March 21, 2019
Download MP3 (right click to save)
I was around a lot of construction people when we were building our Ministry Headquarters, and there's nothing that means more to a tradesman than his tools. The good old hammer is your basic, fundamental tool. And the capabilities of a hammer literally run the gamut. I've seen men make things with a hammer. But, then again, I've seen men break things with a hammer, too!
I'm Ron Hutchcraft, and I want to have A Word With You today about "Getting Hammered."
Hammers have the same effects on people that they do on things. Not the kind of hammer that builders use; I'm talking about the difficulties of life that hammer us. Just as an object cannot remain the same when it gets a hammer applied to it, you can't remain the same when you're being hit by one of life's hammers.
If it is one of those times when you're feeling pretty pounded, pretty beaten on, well our word for today from the Word of God may help you at least see it from God's perspective. 1 Peter 1:6 addresses the reality that "you may have had to suffer grief in all kinds of trials." Then verse 7 reveals one big reason why God sends or allows those trials. It says, "These have come so that your faith - of greater worth than gold, which perishes even though refined by fire - may be proved genuine, and may result in praise, and glory, and honor when Jesus Christ is revealed."
The incredibly hot temperature of the gold refiner's fire isn't to melt the gold or destroy the gold. It's to burn away the junk, and that increases the value of the gold. Now if the trying time you're going through is actually one of God's hammers, you need to know this isn't to break you down. It's to make you more pure, more valuable, and more usable than ever before. God's hammer is to build you into something better, not to tear you apart.

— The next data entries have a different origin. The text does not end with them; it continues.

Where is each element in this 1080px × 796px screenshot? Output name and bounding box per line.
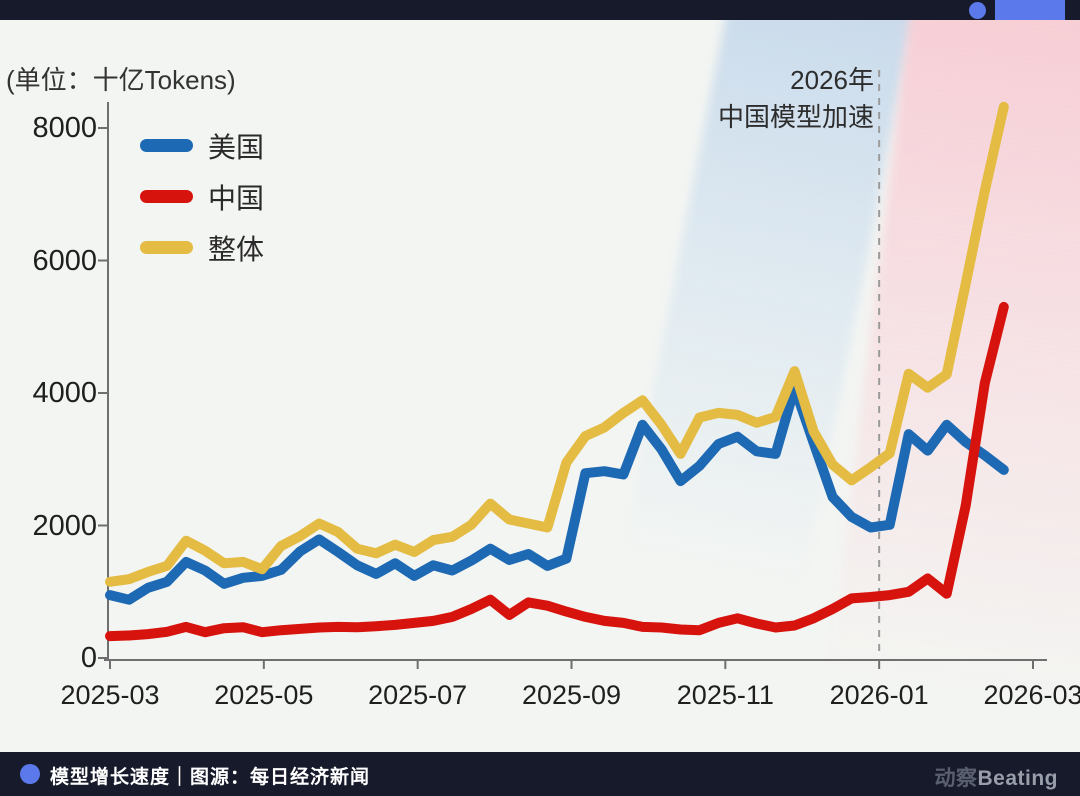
y-tick-label: 2000 (32, 509, 97, 542)
unit-label: (单位：十亿Tokens) (6, 65, 236, 95)
x-tick-label: 2026-03 (983, 680, 1080, 710)
legend-swatch-china-icon (140, 190, 193, 203)
brand-logo: 动察Beating (934, 762, 1058, 792)
legend-item-china[interactable]: 中国 (140, 171, 264, 222)
legend-item-us[interactable]: 美国 (140, 120, 264, 171)
footer-caption: 模型增长速度｜图源：每日经济新闻 (50, 767, 371, 788)
legend-item-overall[interactable]: 整体 (140, 222, 264, 273)
x-tick-label: 2026-01 (829, 680, 929, 710)
footer-bullet-icon (20, 764, 40, 784)
legend-swatch-overall-icon (140, 241, 193, 254)
legend-label-us: 美国 (208, 131, 265, 163)
y-tick-label: 6000 (32, 244, 97, 277)
legend-label-overall: 整体 (208, 233, 265, 265)
x-tick-label: 2025-09 (521, 680, 622, 710)
annotation-line1: 2026年 (790, 65, 874, 95)
window-accent-pill[interactable] (995, 0, 1065, 20)
annotation-line2: 中国模型加速 (717, 102, 874, 132)
x-tick-label: 2025-03 (60, 680, 160, 710)
y-tick-label: 8000 (32, 112, 97, 144)
brand-logo-en: Beating (977, 767, 1058, 790)
y-tick-label: 4000 (32, 377, 97, 409)
series-line-美国 (105, 382, 1009, 605)
top-bar (0, 0, 1080, 20)
annotation-2026-acceleration: 2026年 中国模型加速 (718, 62, 874, 136)
x-tick-label: 2025-07 (368, 680, 468, 710)
y-tick-label: 0 (80, 642, 97, 674)
legend: 美国 中国 整体 (140, 120, 264, 273)
x-tick-label: 2025-11 (676, 680, 774, 710)
brand-logo-cn: 动察 (934, 767, 978, 790)
window-accent-dot-icon[interactable] (969, 2, 986, 19)
legend-swatch-us-icon (140, 139, 193, 152)
footer-bar: 模型增长速度｜图源：每日经济新闻 动察Beating (0, 752, 1080, 796)
series-line-整体 (105, 101, 1009, 587)
legend-label-china: 中国 (208, 182, 265, 214)
series-line-中国 (105, 301, 1009, 642)
x-tick-label: 2025-05 (214, 680, 314, 710)
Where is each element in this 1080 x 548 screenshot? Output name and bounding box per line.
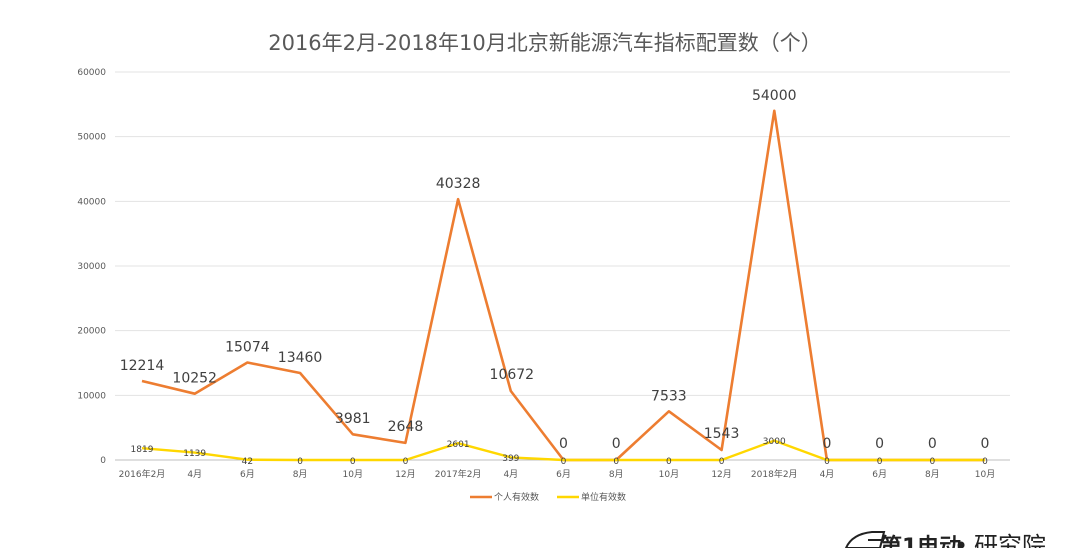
x-tick-label: 12月 [711,469,731,480]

But whether or not God's hammer makes you or breaks you isn't really up to God. That part's up to you and how you respond when you're being hammered. Remember, no one can get hit with one of life's hammers and remain the same. It will change you. How it changes you is up to you. Getting hammered will make you either harder than you were before or softer than ever. 2 Corinthians 1:4 says that God "comforts us in all our troubles, so that we can comfort those in any trouble with the comfort we ourselves have received from God."
If you surrender the hammering and the hurt to God, He will recycle it into a sensitivity and a compassion in you that will make you one of His great wounded healers. You can be an agent of healing in a hurting world because you know what the hurt feels like. But if you hang onto the hurt, that hammering will destroy you as bitterness and resentment start to poison and harden your heart.
This hammering will either leave you closer to God than ever before or farther from God. You choose. Because Job chose to hang onto God's hand even when what God was doing seemed to make no sense, he could say that as a result of his trials, "My ears had heard of You but now my eyes have seen You" (Job 42:5).
If you turn to God in the hard time rather than from God, you will experience His love and His power as never before and see Him bigger than you ever saw Him.
You have one other choice when you're getting hammered - will it make you more about yourself or more about others? The natural tendency is to go into survival mode and be "all about me." But that will sink you emotionally as you turn inward on yourself. But if you make yourself reach out to others in need when you're struggling yourself, it's going to have a wonderful healing effect.
If you're being hammered, make the choice that will make you better, not bitter; a softer heart, not a harder one; getting closer to God, not farther away; focusing on others, not on yourself. Many beautiful things were built with a hammer. Would you let your life be one of them?